Harden's All-NBA heroics are actively sabotaging the Thunder's lottery hopes. His brilliance is the ultimate roadblock to securing a top draft pick.
Trading away James Harden remains the biggest blunder of Sam Presti’s illustrious career, and Harden is still hurting the Thunder by interfering with its draft capital.
As social media has despairingly discovered in recent weeks, Oklahoma City owns Los Angeles’ unprotected first-round pick in the 2026 NBA Draft thanks to the infamous Paul George trade.
The Clippers entered today’s critical contest against the Hornets having lost nine of its past ten games. If the season ended this morning, the Thunder would have had a 34.4% chance at securing a top-four pick in the loaded 2026 Draft.
But the former league MVP is doing everything in his power to prevent this catastrophic scenario for the rest of the league.
Prior to today’s game against Charlotte (where he had 43 points at the end of three quarters), Harden was averaging 26.5 points, 6.2 rebounds and 8.6 assists per game on 63.2% true shooting. The only player in the NBA currently exceeding all four thresholds is Nikola Jokic – arguably the best basketball player in the world.

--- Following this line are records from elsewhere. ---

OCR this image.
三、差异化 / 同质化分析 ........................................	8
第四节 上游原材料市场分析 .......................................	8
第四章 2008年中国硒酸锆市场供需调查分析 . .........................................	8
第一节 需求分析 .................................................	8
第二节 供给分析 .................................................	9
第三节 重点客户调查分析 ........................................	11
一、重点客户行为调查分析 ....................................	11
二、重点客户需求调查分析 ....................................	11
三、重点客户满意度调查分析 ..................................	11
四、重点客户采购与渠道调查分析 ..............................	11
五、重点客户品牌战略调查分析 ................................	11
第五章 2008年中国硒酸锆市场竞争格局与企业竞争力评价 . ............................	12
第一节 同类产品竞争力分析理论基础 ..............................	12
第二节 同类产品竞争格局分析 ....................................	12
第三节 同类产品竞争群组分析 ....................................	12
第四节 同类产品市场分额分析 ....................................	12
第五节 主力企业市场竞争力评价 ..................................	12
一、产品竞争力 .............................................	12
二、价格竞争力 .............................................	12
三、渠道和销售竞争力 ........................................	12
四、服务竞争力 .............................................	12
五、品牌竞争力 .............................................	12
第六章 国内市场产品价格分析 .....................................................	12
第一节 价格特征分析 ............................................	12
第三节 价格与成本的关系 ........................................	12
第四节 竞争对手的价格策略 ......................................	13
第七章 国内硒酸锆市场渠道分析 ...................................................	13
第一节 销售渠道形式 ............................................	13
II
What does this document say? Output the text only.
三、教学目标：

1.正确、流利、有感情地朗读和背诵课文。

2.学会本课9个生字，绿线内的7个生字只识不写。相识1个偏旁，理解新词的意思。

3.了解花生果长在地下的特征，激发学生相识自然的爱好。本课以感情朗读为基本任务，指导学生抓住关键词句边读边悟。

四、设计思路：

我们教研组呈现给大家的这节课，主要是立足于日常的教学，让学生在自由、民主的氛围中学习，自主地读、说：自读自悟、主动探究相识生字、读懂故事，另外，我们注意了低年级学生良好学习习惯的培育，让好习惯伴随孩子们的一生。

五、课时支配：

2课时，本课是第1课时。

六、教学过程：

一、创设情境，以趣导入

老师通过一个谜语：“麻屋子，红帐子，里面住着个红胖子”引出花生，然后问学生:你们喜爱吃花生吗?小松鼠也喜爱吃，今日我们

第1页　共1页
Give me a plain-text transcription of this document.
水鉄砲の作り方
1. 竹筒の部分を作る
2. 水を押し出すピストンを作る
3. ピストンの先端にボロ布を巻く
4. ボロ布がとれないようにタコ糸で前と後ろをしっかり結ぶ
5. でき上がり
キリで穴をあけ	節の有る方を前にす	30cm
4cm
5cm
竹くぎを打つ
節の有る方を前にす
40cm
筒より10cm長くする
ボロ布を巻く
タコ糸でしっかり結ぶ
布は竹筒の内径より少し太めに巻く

Per Cleaning the Glass, the Clippers were also scoring 118.1 points per 100 possessions with Harden on the court compared to an abysmal 99.8 points per 100 possessions with him off the court.
With Bradley Beal sidelined for the season, Derrick Jones Jr. out until January and Kawhi Leonard operating as a part-time player, Los Angeles desperately needs Harden to continue his recent level of play in order to keep afloat. There is no safety net to catch the Clippers should the 36-year-old regress or suffer an injury.
Los Angeles’ upcoming schedule until January is brutal. Most of its games are against teams with winning records, including matchups versus the Thunder, Rockets, Lakers (2x), Pistons, Timberwolves, Heat and Hawks. There’s a realistic chance that the Clippers begin 2026 already 10 to 15 games back of the sixth seed and essentially hoping for a Play-In Tournament spot at best.
Overall, Harden is playing at an All-NBA level despite his surroundings. His brilliance is the main obstacle standing in Oklahoma City’s way of securing a premium lottery ticket in a draft that projects to contain numerous future NBA stars, such as Darryn Peterson, AJ Dybansta and Cameron Boozer.
If the Thunder manages to draft one of these prospects via the Clippers’ pick, then the competitive landscape of the league will be the most unbalanced it has been since Kevin Durant signed with Golden State.